Lack of IL-21 signal attenuates graft-versus-leukemia effect in the absence of CD8 T-cells.

Previously, we have shown that IL-21R−/− splenocytes ameliorate GVHD as compared with wild-type splenocytes. Here, we investigated whether or not IL-21R−/− splenocytes diminish the graft-versus-leukemia (GVL) effect.
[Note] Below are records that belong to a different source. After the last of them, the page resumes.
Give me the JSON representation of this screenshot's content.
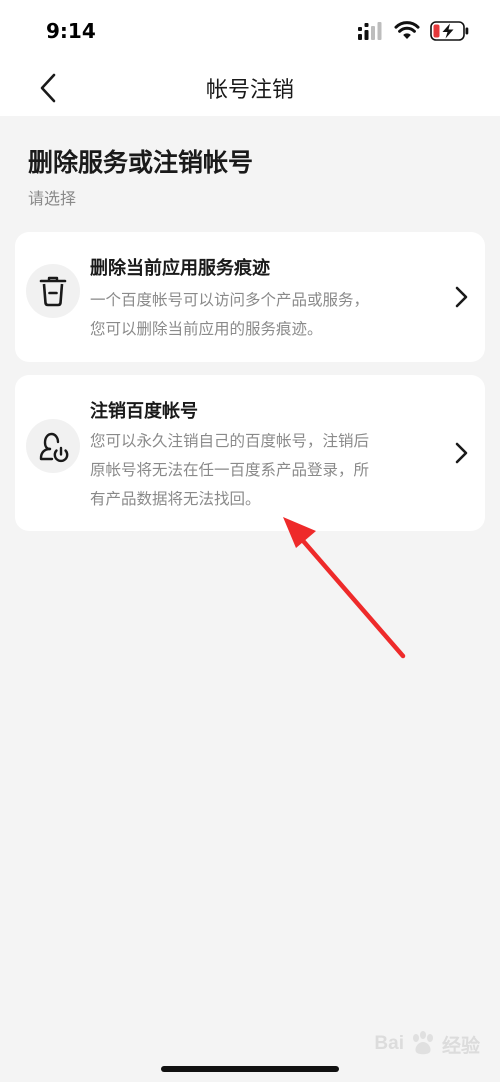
{
  "status_bar": {
    "time": "9:14"
  },
  "nav": {
    "title": "帐号注销"
  },
  "page": {
    "heading": "删除服务或注销帐号",
    "subtitle": "请选择"
  },
  "options": [
    {
      "title": "删除当前应用服务痕迹",
      "description": "一个百度帐号可以访问多个产品或服务，您可以删除当前应用的服务痕迹。",
      "icon": "trash-icon"
    },
    {
      "title": "注销百度帐号",
      "description": "您可以永久注销自己的百度帐号，注销后原帐号将无法在任一百度系产品登录，所有产品数据将无法找回。",
      "icon": "user-power-icon"
    }
  ],
  "watermark": {
    "text_left": "Bai",
    "text_right": "经验"
  },
  "colors": {
    "background": "#f4f4f4",
    "card": "#ffffff",
    "annotation_arrow": "#ee2a2a",
    "battery_low": "#e5383b"
  }
}
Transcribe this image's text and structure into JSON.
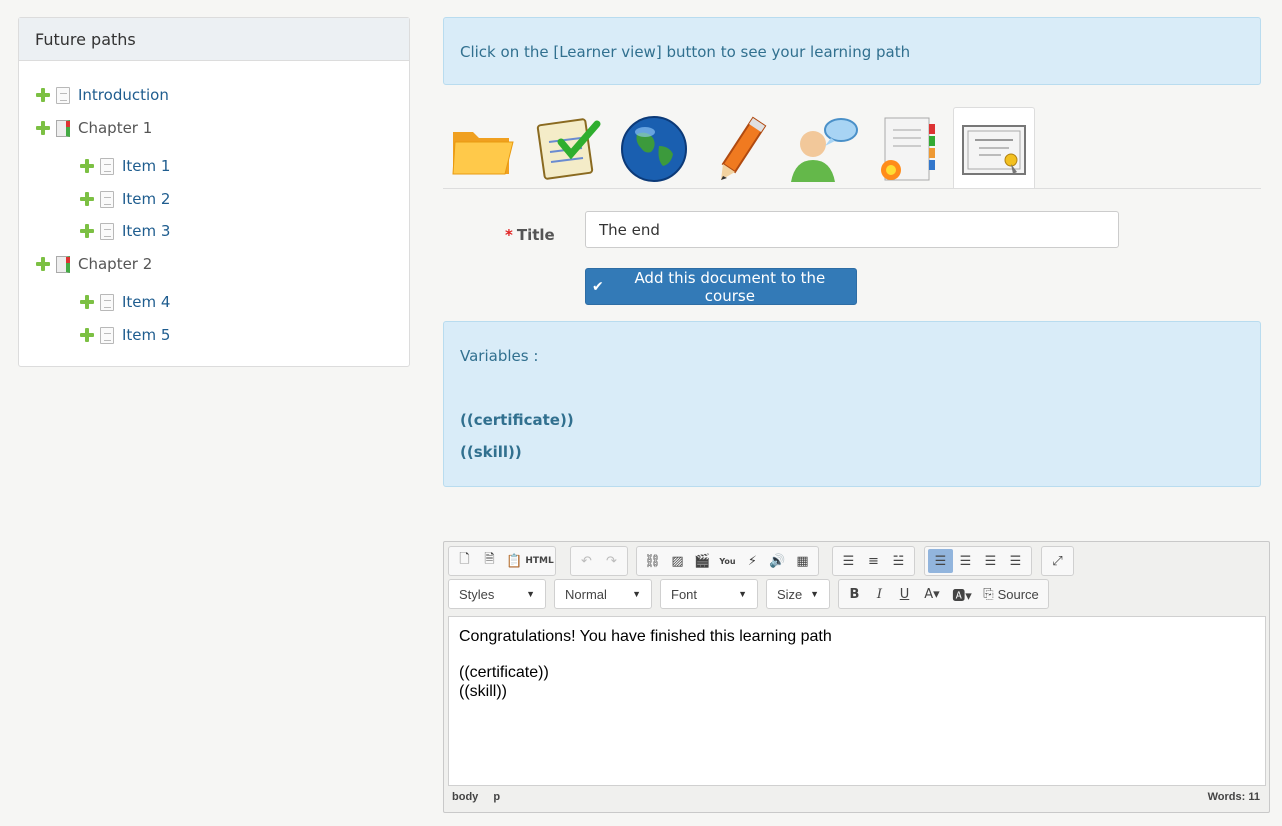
{
  "sidebar": {
    "title": "Future paths",
    "items": [
      {
        "label": "Introduction",
        "type": "document"
      },
      {
        "label": "Chapter 1",
        "type": "chapter"
      },
      {
        "label": "Item 1",
        "type": "document"
      },
      {
        "label": "Item 2",
        "type": "document"
      },
      {
        "label": "Item 3",
        "type": "document"
      },
      {
        "label": "Chapter 2",
        "type": "chapter"
      },
      {
        "label": "Item 4",
        "type": "document"
      },
      {
        "label": "Item 5",
        "type": "document"
      }
    ]
  },
  "info_alert": "Click on the [Learner view] button to see your learning path",
  "tabs": [
    {
      "icon": "folder-icon"
    },
    {
      "icon": "checklist-icon"
    },
    {
      "icon": "globe-icon"
    },
    {
      "icon": "pencil-icon"
    },
    {
      "icon": "user-chat-icon"
    },
    {
      "icon": "new-document-icon"
    },
    {
      "icon": "certificate-icon",
      "active": true
    }
  ],
  "form": {
    "title_label": "Title",
    "required_mark": "*",
    "title_value": "The end",
    "submit_label": "Add this document to the course"
  },
  "variables": {
    "heading": "Variables :",
    "items": [
      "((certificate))",
      "((skill))"
    ]
  },
  "editor": {
    "combos": {
      "styles": "Styles",
      "format": "Normal",
      "font": "Font",
      "size": "Size"
    },
    "source_label": "Source",
    "content": {
      "line1": "Congratulations! You have finished this learning path",
      "line2": "((certificate))",
      "line3": "((skill))"
    },
    "status": {
      "path1": "body",
      "path2": "p",
      "words": "Words: 11"
    }
  },
  "colors": {
    "accent": "#337ab7",
    "alert_bg": "#d9ecf8",
    "alert_text": "#31708f",
    "tree_plus": "#7cc043"
  }
}
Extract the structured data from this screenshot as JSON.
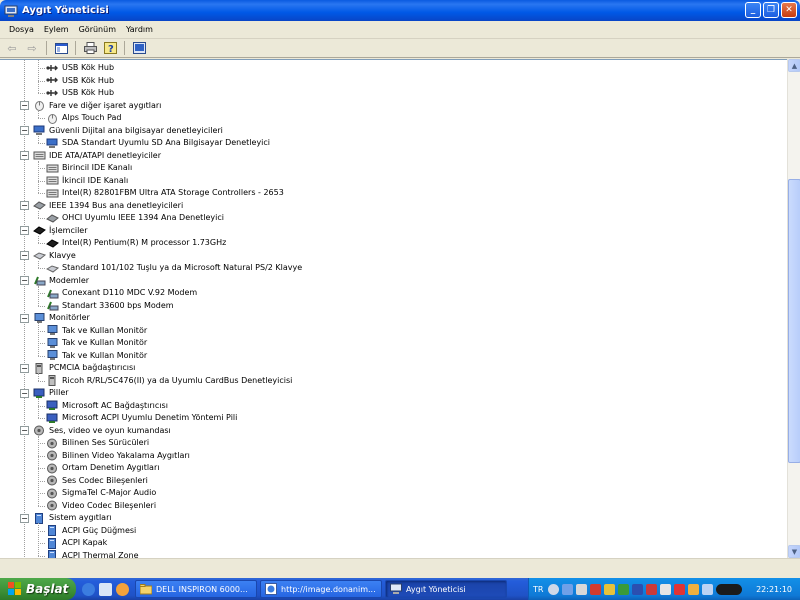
{
  "window": {
    "title": "Aygıt Yöneticisi",
    "controls": {
      "minimize": "_",
      "maximize": "❐",
      "close": "✕"
    }
  },
  "menu": [
    "Dosya",
    "Eylem",
    "Görünüm",
    "Yardım"
  ],
  "toolbar": {
    "buttons": [
      "back-arrow",
      "forward-arrow",
      "show-hide-tree",
      "print",
      "help",
      "properties"
    ]
  },
  "tree": [
    {
      "level": 1,
      "label": "USB Kök Hub",
      "icon": "usb-icon"
    },
    {
      "level": 1,
      "label": "USB Kök Hub",
      "icon": "usb-icon"
    },
    {
      "level": 1,
      "label": "USB Kök Hub",
      "icon": "usb-icon"
    },
    {
      "level": 0,
      "label": "Fare ve diğer işaret aygıtları",
      "icon": "mouse-icon"
    },
    {
      "level": 1,
      "label": "Alps Touch Pad",
      "icon": "mouse-icon"
    },
    {
      "level": 0,
      "label": "Güvenli Dijital ana bilgisayar denetleyicileri",
      "icon": "sd-host-icon"
    },
    {
      "level": 1,
      "label": "SDA Standart Uyumlu SD Ana Bilgisayar Denetleyici",
      "icon": "sd-host-icon"
    },
    {
      "level": 0,
      "label": "IDE ATA/ATAPI denetleyiciler",
      "icon": "ide-icon"
    },
    {
      "level": 1,
      "label": "Birincil IDE Kanalı",
      "icon": "ide-icon"
    },
    {
      "level": 1,
      "label": "İkincil IDE Kanalı",
      "icon": "ide-icon"
    },
    {
      "level": 1,
      "label": "Intel(R) 82801FBM Ultra ATA Storage Controllers - 2653",
      "icon": "ide-icon"
    },
    {
      "level": 0,
      "label": "IEEE 1394 Bus ana denetleyicileri",
      "icon": "firewire-icon"
    },
    {
      "level": 1,
      "label": "OHCI Uyumlu IEEE 1394 Ana Denetleyici",
      "icon": "firewire-icon"
    },
    {
      "level": 0,
      "label": "İşlemciler",
      "icon": "processor-icon"
    },
    {
      "level": 1,
      "label": "Intel(R) Pentium(R) M processor 1.73GHz",
      "icon": "processor-icon"
    },
    {
      "level": 0,
      "label": "Klavye",
      "icon": "keyboard-icon"
    },
    {
      "level": 1,
      "label": "Standard 101/102 Tuşlu ya da Microsoft Natural PS/2 Klavye",
      "icon": "keyboard-icon"
    },
    {
      "level": 0,
      "label": "Modemler",
      "icon": "modem-icon"
    },
    {
      "level": 1,
      "label": "Conexant D110 MDC V.92 Modem",
      "icon": "modem-icon"
    },
    {
      "level": 1,
      "label": "Standart 33600 bps Modem",
      "icon": "modem-icon"
    },
    {
      "level": 0,
      "label": "Monitörler",
      "icon": "monitor-icon"
    },
    {
      "level": 1,
      "label": "Tak ve Kullan Monitör",
      "icon": "monitor-icon"
    },
    {
      "level": 1,
      "label": "Tak ve Kullan Monitör",
      "icon": "monitor-icon"
    },
    {
      "level": 1,
      "label": "Tak ve Kullan Monitör",
      "icon": "monitor-icon"
    },
    {
      "level": 0,
      "label": "PCMCIA bağdaştırıcısı",
      "icon": "pcmcia-icon"
    },
    {
      "level": 1,
      "label": "Ricoh R/RL/5C476(II) ya da Uyumlu CardBus Denetleyicisi",
      "icon": "pcmcia-icon"
    },
    {
      "level": 0,
      "label": "Piller",
      "icon": "battery-icon"
    },
    {
      "level": 1,
      "label": "Microsoft AC Bağdaştırıcısı",
      "icon": "battery-icon"
    },
    {
      "level": 1,
      "label": "Microsoft ACPI Uyumlu Denetim Yöntemi Pili",
      "icon": "battery-icon"
    },
    {
      "level": 0,
      "label": "Ses, video ve oyun kumandası",
      "icon": "sound-icon"
    },
    {
      "level": 1,
      "label": "Bilinen Ses Sürücüleri",
      "icon": "sound-icon"
    },
    {
      "level": 1,
      "label": "Bilinen Video Yakalama Aygıtları",
      "icon": "sound-icon"
    },
    {
      "level": 1,
      "label": "Ortam Denetim Aygıtları",
      "icon": "sound-icon"
    },
    {
      "level": 1,
      "label": "Ses Codec Bileşenleri",
      "icon": "sound-icon"
    },
    {
      "level": 1,
      "label": "SigmaTel C-Major Audio",
      "icon": "sound-icon"
    },
    {
      "level": 1,
      "label": "Video Codec Bileşenleri",
      "icon": "sound-icon"
    },
    {
      "level": 0,
      "label": "Sistem aygıtları",
      "icon": "system-device-icon"
    },
    {
      "level": 1,
      "label": "ACPI Güç Düğmesi",
      "icon": "system-device-icon"
    },
    {
      "level": 1,
      "label": "ACPI Kapak",
      "icon": "system-device-icon"
    },
    {
      "level": 1,
      "label": "ACPI Thermal Zone",
      "icon": "system-device-icon"
    }
  ],
  "taskbar": {
    "start_label": "Başlat",
    "tasks": [
      {
        "label": "DELL INSPIRON 6000...",
        "icon": "folder-icon",
        "active": false
      },
      {
        "label": "http://image.donanim...",
        "icon": "browser-icon",
        "active": false
      },
      {
        "label": "Aygıt Yöneticisi",
        "icon": "device-manager-icon",
        "active": true
      }
    ],
    "tray": {
      "language": "TR",
      "clock": "22:21:10"
    }
  },
  "colors": {
    "titlebar": "#0058e6",
    "taskbar": "#245ddb",
    "start": "#3c8f36",
    "tray": "#0f79d6",
    "pane": "#ffffff"
  }
}
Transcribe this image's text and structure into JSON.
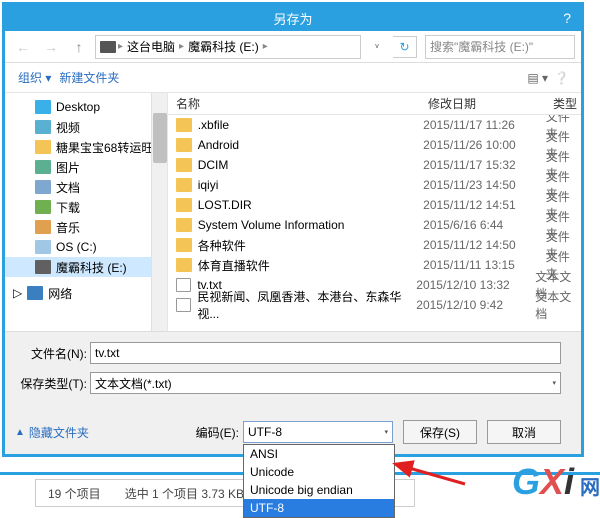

Surprisingly, IL-21R−/− splenocytes efficiently eliminate leukemic cells as well as wild-type splenocytes, suggesting the retention of GVL effects in the absence of IL-21 signaling. To compare the GVL effect between IL-21R−/− and wild-type cells, we titrated the number of splenocytes required for the elimination of leukemic cells and found that the threshold of GVL effect was obtained between 5 × 105 and 5 × 106 with both types of splenocytes. Cotransplantation with CD8-depleted splenocytes but not with purified CD8 T-cells resulted in a significant reduction in anti-leukemic effect of IL-21R−/− cells compared with wild-type cells, suggesting that the lack of IL-21 signaling primarily impairs CD4 T-cell rather than CD8 T-cell function and the comparable GVL effect with IL-21R−/− bulk splenocytes results from cooperative compensation by CD8 T-cells.